Predictive coding uses a supervised, machine learning (a type of artificial intelligence) to assist an attorney in the review and classification of electronically stored information. Predictive coding type software analyzes whole documents in a dataset, not just keywords, and uses advanced mathematics, including near-infinite-dimensional vector space probability analysis, and logistic regression algorithms, to order, compare, and rank them.
In predictive coding driven CARs attorneys train a computer to find documents identified by the attorney as a target, typically as relevant to a particular lawsuit, or some other classification, such as privileged.
Below is the diagram of the latest Predictive Coding 4.0 workflow for use in a typical CAR project.
For a full description of the eight steps see Predictive Coding 4.0, see Parts Six and Seven of Predictive Coding 4.0 – Nine Key Points of Legal Document Review and an Updated Statement of Our Workflow. The complete article on Predictive Coding 4.0, all seven parts, can be found here. There is also a 97 page PDF version of this article (does not include the ten videos) that can be found here.
Please remember that before you begin to actually carry out a predictive coding project as described, you need to plan for it. This is critical to the success of the project. We suggest you consult this detailed outline of a Form Plan for a Predictive Coding Project for a complete checklist.

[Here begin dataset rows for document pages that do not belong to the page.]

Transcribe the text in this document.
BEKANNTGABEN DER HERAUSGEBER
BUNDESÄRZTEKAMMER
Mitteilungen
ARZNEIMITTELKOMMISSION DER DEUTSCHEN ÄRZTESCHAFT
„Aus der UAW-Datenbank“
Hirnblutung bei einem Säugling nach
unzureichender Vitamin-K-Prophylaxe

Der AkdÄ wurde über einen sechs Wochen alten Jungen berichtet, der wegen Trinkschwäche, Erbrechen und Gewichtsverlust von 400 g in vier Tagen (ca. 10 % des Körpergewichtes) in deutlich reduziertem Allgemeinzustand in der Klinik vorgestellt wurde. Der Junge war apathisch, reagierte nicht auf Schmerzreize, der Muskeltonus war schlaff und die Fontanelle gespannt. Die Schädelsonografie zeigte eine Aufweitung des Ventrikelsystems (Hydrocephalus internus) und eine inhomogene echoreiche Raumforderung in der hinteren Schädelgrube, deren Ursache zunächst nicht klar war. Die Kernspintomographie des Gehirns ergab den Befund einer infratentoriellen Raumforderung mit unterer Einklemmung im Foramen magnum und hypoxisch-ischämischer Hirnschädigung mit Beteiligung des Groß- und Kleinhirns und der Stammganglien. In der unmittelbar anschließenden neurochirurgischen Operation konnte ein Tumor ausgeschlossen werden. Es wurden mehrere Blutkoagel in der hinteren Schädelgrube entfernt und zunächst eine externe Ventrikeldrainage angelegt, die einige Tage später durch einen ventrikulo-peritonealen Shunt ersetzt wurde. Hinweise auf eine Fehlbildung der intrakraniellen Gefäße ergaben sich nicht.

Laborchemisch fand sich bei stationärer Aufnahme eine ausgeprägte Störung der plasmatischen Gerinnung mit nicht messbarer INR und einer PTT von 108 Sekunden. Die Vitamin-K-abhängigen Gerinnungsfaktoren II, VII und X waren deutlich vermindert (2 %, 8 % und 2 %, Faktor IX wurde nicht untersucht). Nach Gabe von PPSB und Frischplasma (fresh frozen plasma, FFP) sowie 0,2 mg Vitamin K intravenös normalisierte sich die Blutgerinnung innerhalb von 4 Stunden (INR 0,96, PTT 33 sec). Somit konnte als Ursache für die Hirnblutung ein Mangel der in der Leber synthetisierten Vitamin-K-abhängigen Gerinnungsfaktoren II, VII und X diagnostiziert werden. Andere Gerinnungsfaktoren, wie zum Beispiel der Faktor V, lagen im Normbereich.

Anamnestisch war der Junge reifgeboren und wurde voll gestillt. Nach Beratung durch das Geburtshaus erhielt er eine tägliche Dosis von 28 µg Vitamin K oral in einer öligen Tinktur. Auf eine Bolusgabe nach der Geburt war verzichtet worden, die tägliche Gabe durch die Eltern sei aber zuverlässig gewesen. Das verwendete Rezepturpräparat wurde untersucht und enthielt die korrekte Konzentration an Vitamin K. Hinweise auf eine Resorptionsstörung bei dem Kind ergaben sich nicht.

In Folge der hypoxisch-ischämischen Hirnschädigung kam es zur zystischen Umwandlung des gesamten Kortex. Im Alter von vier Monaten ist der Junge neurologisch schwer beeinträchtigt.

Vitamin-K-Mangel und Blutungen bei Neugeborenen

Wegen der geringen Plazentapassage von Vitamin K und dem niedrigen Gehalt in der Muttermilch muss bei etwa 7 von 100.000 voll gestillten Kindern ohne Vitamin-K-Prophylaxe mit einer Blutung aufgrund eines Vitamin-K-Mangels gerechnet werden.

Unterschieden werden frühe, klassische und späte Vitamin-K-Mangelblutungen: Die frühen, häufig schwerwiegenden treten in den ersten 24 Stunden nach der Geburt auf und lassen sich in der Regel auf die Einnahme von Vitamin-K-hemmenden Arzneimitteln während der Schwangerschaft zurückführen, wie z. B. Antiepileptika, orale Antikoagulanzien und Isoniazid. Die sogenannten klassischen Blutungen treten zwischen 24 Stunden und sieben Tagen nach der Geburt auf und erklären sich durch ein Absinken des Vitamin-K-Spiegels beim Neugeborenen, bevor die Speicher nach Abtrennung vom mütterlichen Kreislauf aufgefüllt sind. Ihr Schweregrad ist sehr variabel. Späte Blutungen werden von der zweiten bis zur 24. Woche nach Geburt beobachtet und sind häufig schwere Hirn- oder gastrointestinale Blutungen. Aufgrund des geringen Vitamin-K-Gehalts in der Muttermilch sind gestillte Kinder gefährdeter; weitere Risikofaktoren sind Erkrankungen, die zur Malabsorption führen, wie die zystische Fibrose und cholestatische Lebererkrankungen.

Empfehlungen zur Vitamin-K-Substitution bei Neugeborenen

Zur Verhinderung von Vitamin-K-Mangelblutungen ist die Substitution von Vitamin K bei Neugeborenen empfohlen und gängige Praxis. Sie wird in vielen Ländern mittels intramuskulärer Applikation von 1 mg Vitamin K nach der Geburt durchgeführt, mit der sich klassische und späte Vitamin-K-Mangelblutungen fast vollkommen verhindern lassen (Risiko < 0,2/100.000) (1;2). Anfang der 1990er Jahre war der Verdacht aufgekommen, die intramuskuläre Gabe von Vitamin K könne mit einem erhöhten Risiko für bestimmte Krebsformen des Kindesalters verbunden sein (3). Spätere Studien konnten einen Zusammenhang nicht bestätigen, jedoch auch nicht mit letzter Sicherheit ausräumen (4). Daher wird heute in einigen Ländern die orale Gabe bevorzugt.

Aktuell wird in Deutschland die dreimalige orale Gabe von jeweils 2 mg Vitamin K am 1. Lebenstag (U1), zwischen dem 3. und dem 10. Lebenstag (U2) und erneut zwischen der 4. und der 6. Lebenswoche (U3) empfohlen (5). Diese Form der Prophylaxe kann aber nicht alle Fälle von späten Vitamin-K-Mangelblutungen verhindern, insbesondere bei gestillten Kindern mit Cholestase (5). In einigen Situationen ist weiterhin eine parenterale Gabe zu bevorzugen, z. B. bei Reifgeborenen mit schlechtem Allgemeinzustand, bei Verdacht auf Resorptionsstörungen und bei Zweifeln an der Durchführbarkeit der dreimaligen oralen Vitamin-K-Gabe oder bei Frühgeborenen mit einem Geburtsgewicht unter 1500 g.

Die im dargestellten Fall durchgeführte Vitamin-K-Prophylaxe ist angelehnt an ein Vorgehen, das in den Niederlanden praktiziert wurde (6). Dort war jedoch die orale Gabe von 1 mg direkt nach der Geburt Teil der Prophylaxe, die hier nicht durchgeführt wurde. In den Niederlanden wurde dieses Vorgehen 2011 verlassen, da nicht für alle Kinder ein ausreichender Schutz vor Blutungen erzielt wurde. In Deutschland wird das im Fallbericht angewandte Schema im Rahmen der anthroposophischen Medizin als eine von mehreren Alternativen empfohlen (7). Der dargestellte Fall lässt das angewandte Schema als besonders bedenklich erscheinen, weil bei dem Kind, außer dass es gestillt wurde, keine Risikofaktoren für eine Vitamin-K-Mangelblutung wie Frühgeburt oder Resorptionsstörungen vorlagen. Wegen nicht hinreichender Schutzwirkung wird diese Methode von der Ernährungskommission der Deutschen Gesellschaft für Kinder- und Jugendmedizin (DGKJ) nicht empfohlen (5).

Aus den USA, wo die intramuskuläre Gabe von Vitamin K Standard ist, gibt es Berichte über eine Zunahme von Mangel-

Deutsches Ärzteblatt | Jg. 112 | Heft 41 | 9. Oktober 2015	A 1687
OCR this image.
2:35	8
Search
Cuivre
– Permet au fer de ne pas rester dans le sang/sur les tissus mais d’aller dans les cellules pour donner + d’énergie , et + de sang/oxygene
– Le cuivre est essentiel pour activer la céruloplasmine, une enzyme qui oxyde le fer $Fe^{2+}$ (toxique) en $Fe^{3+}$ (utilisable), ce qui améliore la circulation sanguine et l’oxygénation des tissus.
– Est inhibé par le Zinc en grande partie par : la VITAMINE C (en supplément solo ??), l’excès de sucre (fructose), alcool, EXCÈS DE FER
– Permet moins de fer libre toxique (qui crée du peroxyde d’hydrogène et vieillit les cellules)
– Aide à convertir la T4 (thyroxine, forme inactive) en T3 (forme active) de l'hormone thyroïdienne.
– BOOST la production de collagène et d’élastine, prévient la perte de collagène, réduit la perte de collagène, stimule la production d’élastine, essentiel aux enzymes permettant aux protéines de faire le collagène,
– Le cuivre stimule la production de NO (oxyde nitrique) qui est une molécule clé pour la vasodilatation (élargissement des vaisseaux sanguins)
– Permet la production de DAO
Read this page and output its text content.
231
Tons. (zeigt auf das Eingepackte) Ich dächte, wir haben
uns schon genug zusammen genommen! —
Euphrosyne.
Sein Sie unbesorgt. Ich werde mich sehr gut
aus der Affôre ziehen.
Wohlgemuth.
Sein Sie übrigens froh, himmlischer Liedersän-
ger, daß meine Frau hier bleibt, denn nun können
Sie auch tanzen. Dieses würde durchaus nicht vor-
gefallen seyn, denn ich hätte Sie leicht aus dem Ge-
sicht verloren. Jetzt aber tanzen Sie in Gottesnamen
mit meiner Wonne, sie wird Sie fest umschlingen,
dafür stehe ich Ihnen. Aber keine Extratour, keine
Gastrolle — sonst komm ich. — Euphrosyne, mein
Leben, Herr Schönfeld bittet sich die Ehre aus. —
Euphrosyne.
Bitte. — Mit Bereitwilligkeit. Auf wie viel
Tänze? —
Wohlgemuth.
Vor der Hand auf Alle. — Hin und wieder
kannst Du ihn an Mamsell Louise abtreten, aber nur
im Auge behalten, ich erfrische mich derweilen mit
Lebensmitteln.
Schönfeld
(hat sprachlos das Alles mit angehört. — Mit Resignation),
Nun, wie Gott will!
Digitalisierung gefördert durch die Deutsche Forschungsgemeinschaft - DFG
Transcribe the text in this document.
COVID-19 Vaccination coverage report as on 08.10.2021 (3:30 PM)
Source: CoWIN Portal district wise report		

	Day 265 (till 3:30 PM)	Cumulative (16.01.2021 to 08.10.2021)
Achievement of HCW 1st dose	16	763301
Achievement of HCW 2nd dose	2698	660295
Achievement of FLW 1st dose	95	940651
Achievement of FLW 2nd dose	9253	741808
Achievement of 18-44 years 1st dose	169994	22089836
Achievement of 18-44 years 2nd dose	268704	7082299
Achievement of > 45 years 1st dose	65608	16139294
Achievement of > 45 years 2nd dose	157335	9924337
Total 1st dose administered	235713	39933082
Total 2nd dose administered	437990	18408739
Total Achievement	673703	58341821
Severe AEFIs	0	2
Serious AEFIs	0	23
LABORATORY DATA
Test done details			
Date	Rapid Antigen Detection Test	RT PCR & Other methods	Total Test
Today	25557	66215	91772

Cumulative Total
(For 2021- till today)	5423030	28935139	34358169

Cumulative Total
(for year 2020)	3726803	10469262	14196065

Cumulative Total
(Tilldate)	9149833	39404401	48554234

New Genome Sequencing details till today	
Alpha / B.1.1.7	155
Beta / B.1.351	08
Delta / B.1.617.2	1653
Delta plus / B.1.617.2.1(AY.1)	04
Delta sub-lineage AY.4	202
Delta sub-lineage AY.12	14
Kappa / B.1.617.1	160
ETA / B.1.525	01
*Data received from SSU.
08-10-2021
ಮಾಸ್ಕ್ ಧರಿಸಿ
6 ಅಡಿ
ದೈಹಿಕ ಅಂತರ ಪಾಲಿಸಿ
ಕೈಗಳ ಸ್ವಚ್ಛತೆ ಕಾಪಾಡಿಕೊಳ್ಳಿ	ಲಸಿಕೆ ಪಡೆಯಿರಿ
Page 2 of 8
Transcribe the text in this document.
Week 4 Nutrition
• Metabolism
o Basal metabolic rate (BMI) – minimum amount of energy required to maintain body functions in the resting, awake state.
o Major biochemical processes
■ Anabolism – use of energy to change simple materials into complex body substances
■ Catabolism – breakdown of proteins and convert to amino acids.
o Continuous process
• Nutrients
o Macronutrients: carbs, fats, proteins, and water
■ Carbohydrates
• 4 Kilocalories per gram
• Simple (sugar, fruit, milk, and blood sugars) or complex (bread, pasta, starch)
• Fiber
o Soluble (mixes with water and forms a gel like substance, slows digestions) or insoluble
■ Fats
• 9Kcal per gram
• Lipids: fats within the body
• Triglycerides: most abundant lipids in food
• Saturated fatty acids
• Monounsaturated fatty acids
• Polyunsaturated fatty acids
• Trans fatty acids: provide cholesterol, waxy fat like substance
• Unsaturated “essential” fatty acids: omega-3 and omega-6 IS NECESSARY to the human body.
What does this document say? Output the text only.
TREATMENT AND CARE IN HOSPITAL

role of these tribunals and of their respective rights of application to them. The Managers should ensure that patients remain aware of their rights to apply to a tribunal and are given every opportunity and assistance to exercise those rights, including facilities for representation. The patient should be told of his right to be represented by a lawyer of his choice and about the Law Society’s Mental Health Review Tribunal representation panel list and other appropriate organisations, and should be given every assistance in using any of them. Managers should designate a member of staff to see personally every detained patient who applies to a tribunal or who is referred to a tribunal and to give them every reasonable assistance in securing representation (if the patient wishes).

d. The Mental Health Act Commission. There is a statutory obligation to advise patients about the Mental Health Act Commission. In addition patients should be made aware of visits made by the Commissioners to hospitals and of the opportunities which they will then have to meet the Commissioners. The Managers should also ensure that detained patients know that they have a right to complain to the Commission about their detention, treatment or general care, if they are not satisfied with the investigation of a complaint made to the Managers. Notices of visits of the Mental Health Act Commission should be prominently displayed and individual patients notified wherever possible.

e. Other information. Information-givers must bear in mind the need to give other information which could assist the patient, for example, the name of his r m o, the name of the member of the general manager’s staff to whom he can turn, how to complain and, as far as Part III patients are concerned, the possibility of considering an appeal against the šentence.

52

The use of multimodal judgmental sampling in steps two, four and six to find documents for training follows the consensus view of information scientists specializing in information retrieval, but is not followed by several prominent predictive coding software vendors in e-discovery. They instead rely entirely on machine selected documents for training, or even worse, rely entirely on random selected documents to train the software. See Part One of Predictive Coding 3.0 where some of the errors in Predictive Coding 1.0 and 2.0, are described. Also see Predictive Coding 4.0, Part Two where the first of the nine insights, Active Machine Learning, is explained, including the method of double-loop learning. In Part Three of Predictive Coding 4.0 we explain what is mean by the Balanced Hybrid approach where both Man and Machine are relied upon.